Daraufhin erklärte sich das Arbeitsgericht Chemnitz für örtlich unzuständig und verwies den Rechtsstreit an das Arbeitsgericht Rosenheim, Kammern Traunstein. Dieses erklärte sich nach Gewährung rechtlichen Gehörs ebenfalls für örtlich unzuständig und verwies den Rechtsstreit zurück an das Arbeitsgericht Chemnitz. Durch Beschluß vom 29. August 1997 hat dieses die Übernahme des Rechtsstreits abgelehnt und den Rechtsstreit gem. § 36 Nr. 6 ZPO dem Bundesarbeitsgericht zur Bestimmung des örtlich zuständigen Arbeitsgerichts vorgelegt.
Entscheidungsgründe
II. Zuständig ist das Arbeitsgericht Rosenheim; die zuständige Kammer ergibt sich aus dem Geschäftsverteilungsplan dieses Gerichts. Der Verweisungsbeschluß des Arbeitsgerichts Chemnitz ist bindend.

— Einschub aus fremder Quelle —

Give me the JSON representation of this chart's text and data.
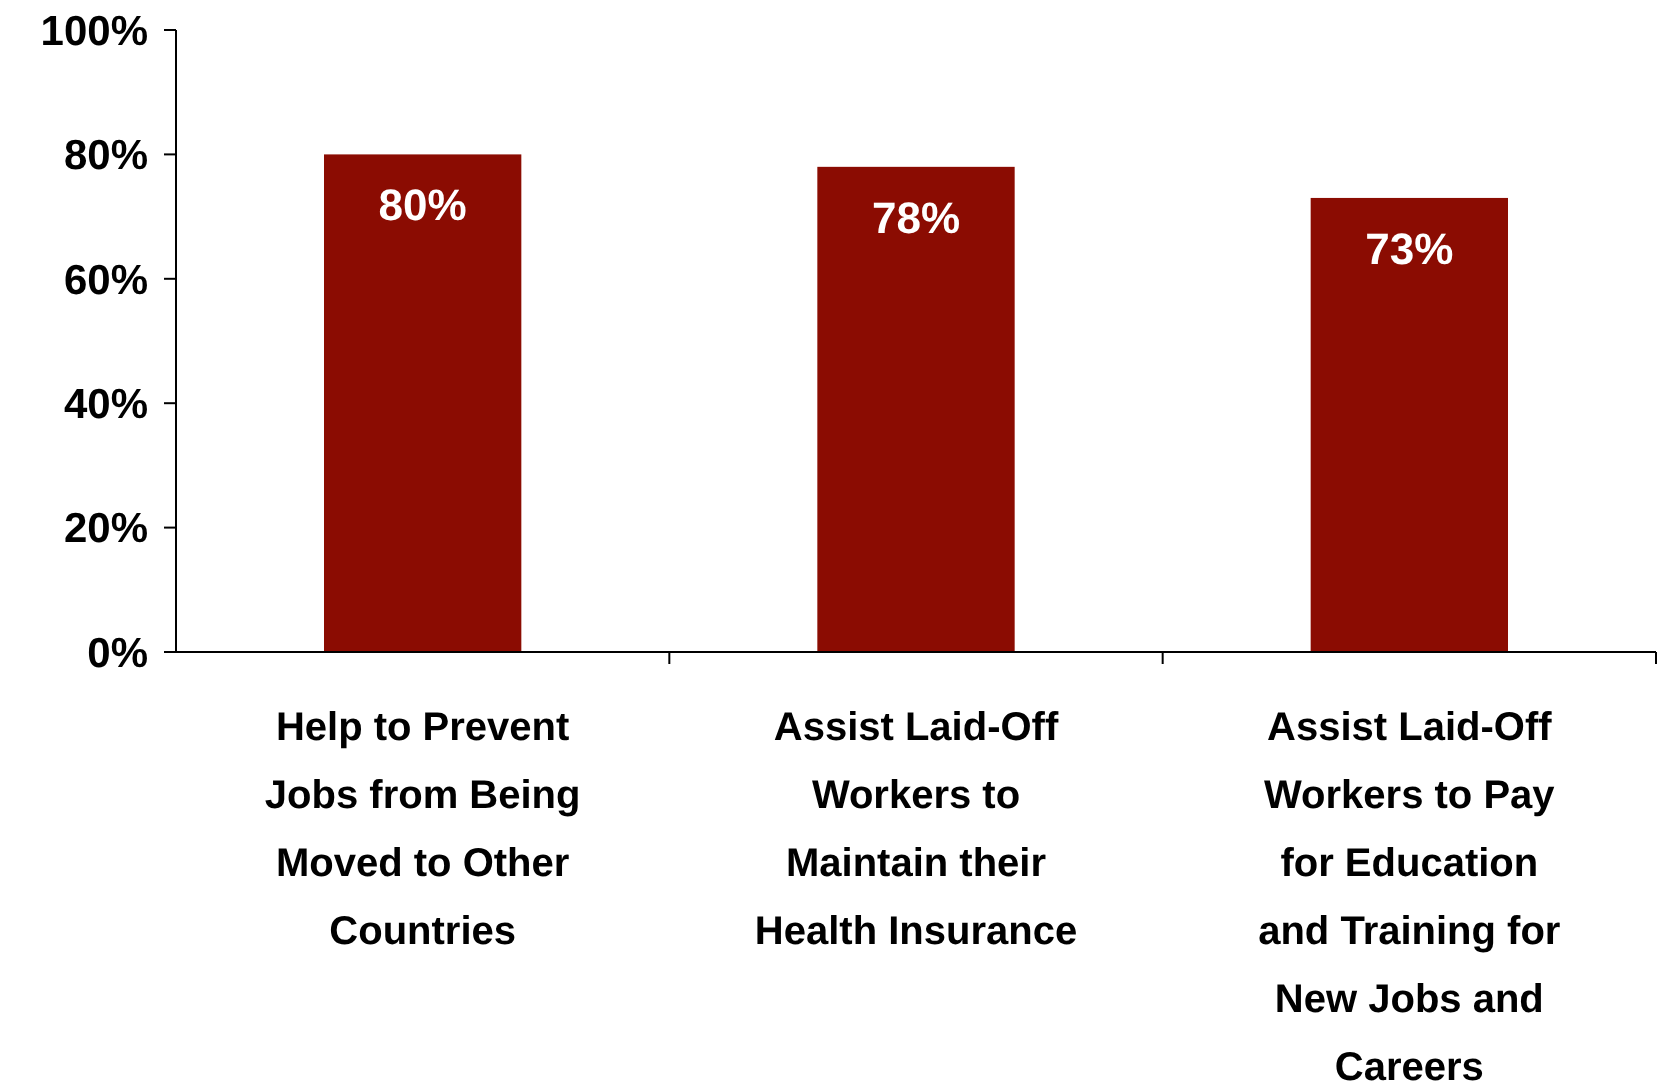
{
  "chart_data": {
    "type": "bar",
    "categories": [
      "Help to Prevent Jobs from Being Moved to Other Countries",
      "Assist Laid-Off Workers to Maintain their Health Insurance",
      "Assist Laid-Off Workers to Pay for Education and Training for New Jobs and Careers"
    ],
    "values": [
      80,
      78,
      73
    ],
    "color": "#8b0c02",
    "value_labels": [
      "80%",
      "78%",
      "73%"
    ],
    "ylim": [
      0,
      100
    ],
    "yticks": [
      {
        "value": 0,
        "label": "0%"
      },
      {
        "value": 20,
        "label": "20%"
      },
      {
        "value": 40,
        "label": "40%"
      },
      {
        "value": 60,
        "label": "60%"
      },
      {
        "value": 80,
        "label": "80%"
      },
      {
        "value": 100,
        "label": "100%"
      }
    ],
    "grid": false
  }
}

1. Die Voraussetzungen für die Durchführung des Bestimmungsverfahrens nach § 36 Nr. 6 ZPO sind erfüllt. Die Arbeitsgerichte Chemnitz und Rosenheim haben sich rechtskräftig für unzuständig erklärt.

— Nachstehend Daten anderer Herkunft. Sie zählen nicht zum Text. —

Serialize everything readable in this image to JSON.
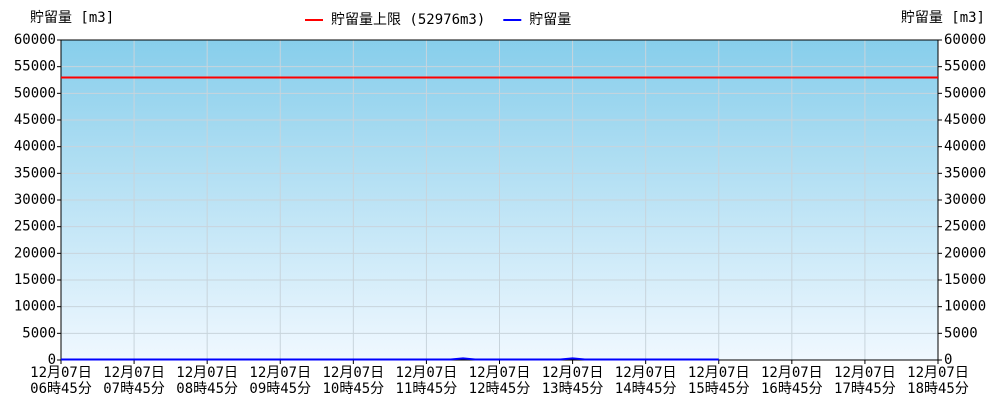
{
  "chart_data": {
    "type": "line",
    "y_axis_label": "貯留量 [m3]",
    "y2_axis_label": "貯留量 [m3]",
    "categories": [
      [
        "12月07日",
        "06時45分"
      ],
      [
        "12月07日",
        "07時45分"
      ],
      [
        "12月07日",
        "08時45分"
      ],
      [
        "12月07日",
        "09時45分"
      ],
      [
        "12月07日",
        "10時45分"
      ],
      [
        "12月07日",
        "11時45分"
      ],
      [
        "12月07日",
        "12時45分"
      ],
      [
        "12月07日",
        "13時45分"
      ],
      [
        "12月07日",
        "14時45分"
      ],
      [
        "12月07日",
        "15時45分"
      ],
      [
        "12月07日",
        "16時45分"
      ],
      [
        "12月07日",
        "17時45分"
      ],
      [
        "12月07日",
        "18時45分"
      ]
    ],
    "xlim": [
      "06:45",
      "18:45"
    ],
    "ylim": [
      0,
      60000
    ],
    "yticks": [
      0,
      5000,
      10000,
      15000,
      20000,
      25000,
      30000,
      35000,
      40000,
      45000,
      50000,
      55000,
      60000
    ],
    "y2lim": [
      0,
      60000
    ],
    "y2ticks": [
      0,
      5000,
      10000,
      15000,
      20000,
      25000,
      30000,
      35000,
      40000,
      45000,
      50000,
      55000,
      60000
    ],
    "grid": true,
    "legend": "top",
    "series": [
      {
        "name": "貯留量上限 (52976m3)",
        "color": "#ff0000",
        "x": [
          "06:45",
          "18:45"
        ],
        "values": [
          52976,
          52976
        ]
      },
      {
        "name": "貯留量",
        "color": "#0000ff",
        "x": [
          "06:45",
          "06:55",
          "07:05",
          "07:15",
          "07:25",
          "07:35",
          "07:45",
          "07:55",
          "08:05",
          "08:15",
          "08:25",
          "08:35",
          "08:45",
          "08:55",
          "09:05",
          "09:15",
          "09:25",
          "09:35",
          "09:45",
          "09:55",
          "10:05",
          "10:15",
          "10:25",
          "10:35",
          "10:45",
          "10:55",
          "11:05",
          "11:15",
          "11:25",
          "11:35",
          "11:45",
          "11:55",
          "12:05",
          "12:15",
          "12:25",
          "12:35",
          "12:45",
          "12:55",
          "13:05",
          "13:15",
          "13:25",
          "13:35",
          "13:45",
          "13:55",
          "14:05",
          "14:15",
          "14:25",
          "14:35",
          "14:45",
          "14:55",
          "15:05",
          "15:15",
          "15:25",
          "15:35",
          "15:45"
        ],
        "values": [
          100,
          100,
          100,
          100,
          100,
          100,
          100,
          100,
          100,
          100,
          100,
          100,
          100,
          100,
          100,
          100,
          100,
          100,
          100,
          100,
          100,
          100,
          100,
          100,
          100,
          100,
          100,
          100,
          100,
          100,
          100,
          100,
          100,
          300,
          100,
          100,
          100,
          100,
          100,
          100,
          100,
          100,
          300,
          100,
          100,
          100,
          100,
          100,
          100,
          100,
          100,
          100,
          100,
          100,
          100
        ]
      }
    ]
  }
}
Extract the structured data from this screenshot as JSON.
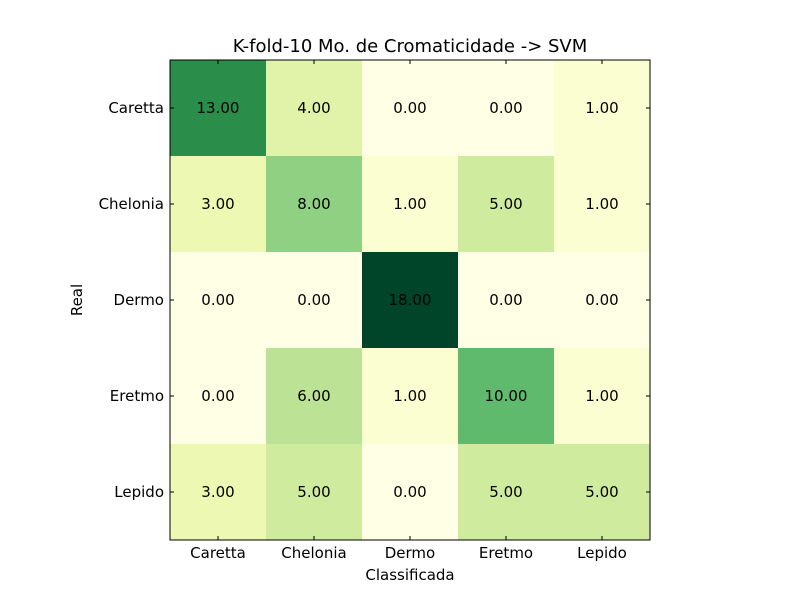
{
  "chart_data": {
    "type": "heatmap",
    "title": "K-fold-10 Mo. de Cromaticidade -> SVM",
    "xlabel": "Classificada",
    "ylabel": "Real",
    "x_categories": [
      "Caretta",
      "Chelonia",
      "Dermo",
      "Eretmo",
      "Lepido"
    ],
    "y_categories": [
      "Caretta",
      "Chelonia",
      "Dermo",
      "Eretmo",
      "Lepido"
    ],
    "values": [
      [
        13,
        4,
        0,
        0,
        1
      ],
      [
        3,
        8,
        1,
        5,
        1
      ],
      [
        0,
        0,
        18,
        0,
        0
      ],
      [
        0,
        6,
        1,
        10,
        1
      ],
      [
        3,
        5,
        0,
        5,
        5
      ]
    ],
    "value_labels": [
      [
        "13.00",
        "4.00",
        "0.00",
        "0.00",
        "1.00"
      ],
      [
        "3.00",
        "8.00",
        "1.00",
        "5.00",
        "1.00"
      ],
      [
        "0.00",
        "0.00",
        "18.00",
        "0.00",
        "0.00"
      ],
      [
        "0.00",
        "6.00",
        "1.00",
        "10.00",
        "1.00"
      ],
      [
        "3.00",
        "5.00",
        "0.00",
        "5.00",
        "5.00"
      ]
    ],
    "colormap": "YlGn",
    "value_range": [
      0,
      18
    ],
    "grid": false,
    "legend": "none"
  }
}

2. Rechtskräftige Verweisungsbeschlüsse sind für das Gericht, an das der Rechtsstreit verwiesen worden ist, bindend. Dies ergibt sich aus § 48 Abs. 1 ArbGG n.F., § 17 a Abs. 2 Satz 3 GVG n.F. Die bindende Wirkung ist nach ständiger Rechtsprechung des Senats auch im Bestimmungsverfahren des § 36 Nr. 6 ZPO zu beachten (vgl. statt vieler: Beschluß vom 11. Januar 1982 – 5 AR 221/81 – AP Nr. 27 zu § 36 ZPO; Beschluß vom 3. November 1993 – 5 AS 20/93 – AP Nr. 11 zu § 17 a GVG = EzA § 36 ZPO Nr. 18 = NZA 1994, 479 f.). Nur so kann der Zweck des § 17 a Abs. 2 Satz 3 GVG n.F. erreicht werden, unnötige und zu Lasten der Parteien gehende Zuständigkeitsstreitigkeiten zu vermeiden. Das bedeutet: Es ist das Gericht als zuständig zu bestimmen, an das die Sache durch den ersten Verweisungsbeschluß gelangt ist, es sei denn, dieser ist ausnahmsweise nicht bindend.

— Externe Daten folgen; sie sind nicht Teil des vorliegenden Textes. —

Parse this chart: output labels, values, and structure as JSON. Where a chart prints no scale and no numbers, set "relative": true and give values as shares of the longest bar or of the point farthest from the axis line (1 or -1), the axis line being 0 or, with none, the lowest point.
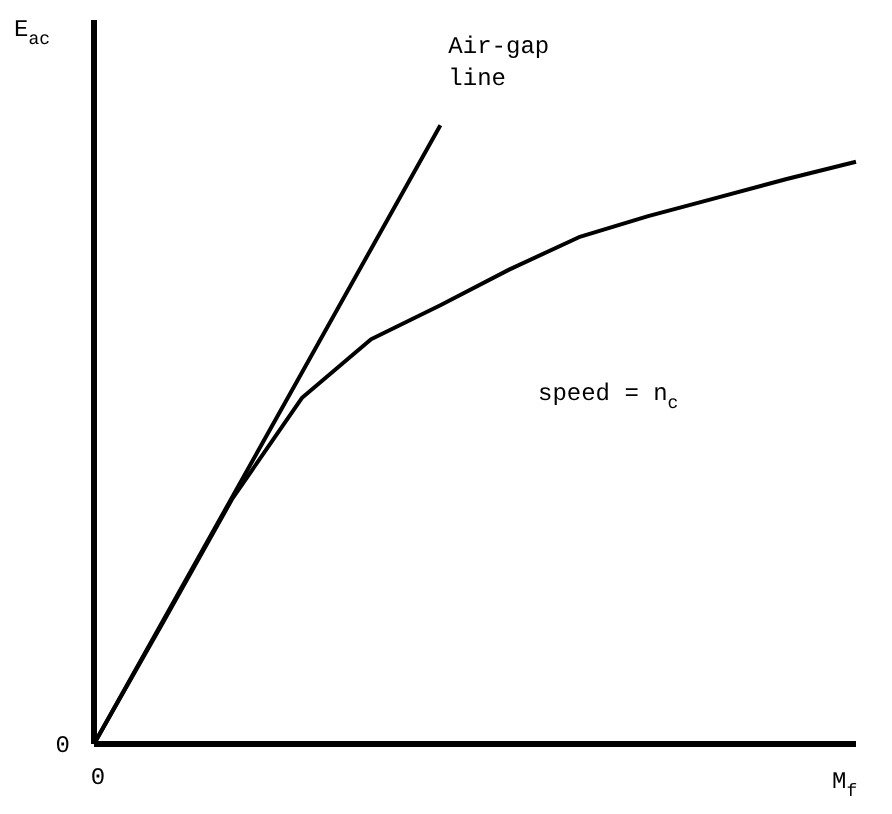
{
  "chart_data": {
    "type": "line",
    "relative": true,
    "xlabel": "M$_{f}$",
    "ylabel": "E$_{ac}$",
    "categories": [
      null,
      null,
      null,
      null,
      null,
      null,
      null,
      null,
      null,
      null,
      null,
      null
    ],
    "ylim": [
      0,
      1.17
    ],
    "marker": "none",
    "line_style": "solid",
    "series": [
      {
        "color": "#000000",
        "values": [
          0,
          0.197,
          0.397,
          0.559,
          0.654,
          0.709,
          0.767,
          0.819,
          0.853,
          0.883,
          0.913,
          0.941
        ]
      },
      {
        "name": "Air-gap line",
        "color": "#000000",
        "values": [
          0,
          0.2,
          0.4,
          0.6,
          0.8,
          1,
          null,
          null,
          null,
          null,
          null,
          null
        ]
      }
    ],
    "annotations": [
      "speed = n$_{c}$",
      "0",
      "0"
    ]
  }
}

Auch fehlerhafte Verweisungsbeschlüsse sind grundsätzlich bindend. Lediglich eine offensichtlich gesetzwidrige Verweisung kann diese Bindungswirkung nicht entfalten (BAG Beschluß vom 1. Juli 1992 – 5 AS 4/92 – BAGE 70, 374 = AP Nr. 39 zu § 36 ZPO = EzA § 17 a GVG Nr. 1). Offensichtlich gesetzwidrig ist ein Verweisungsbeschluß dann, wenn er jeder Rechtsgrundlage entbehrt, willkürlich gefaßt ist oder auf der Versagung rechtlichen Gehörs gegenüber den Verfahrensbeteiligten oder einem von ihnen beruht (BAG Beschluß vom 1. Juli 1992 – 5 As 4/92 – a.a.O., zu II 3 a der Gründe; BGHZ 71, 69, 72 f. = NJW 1978, 1163, 1164).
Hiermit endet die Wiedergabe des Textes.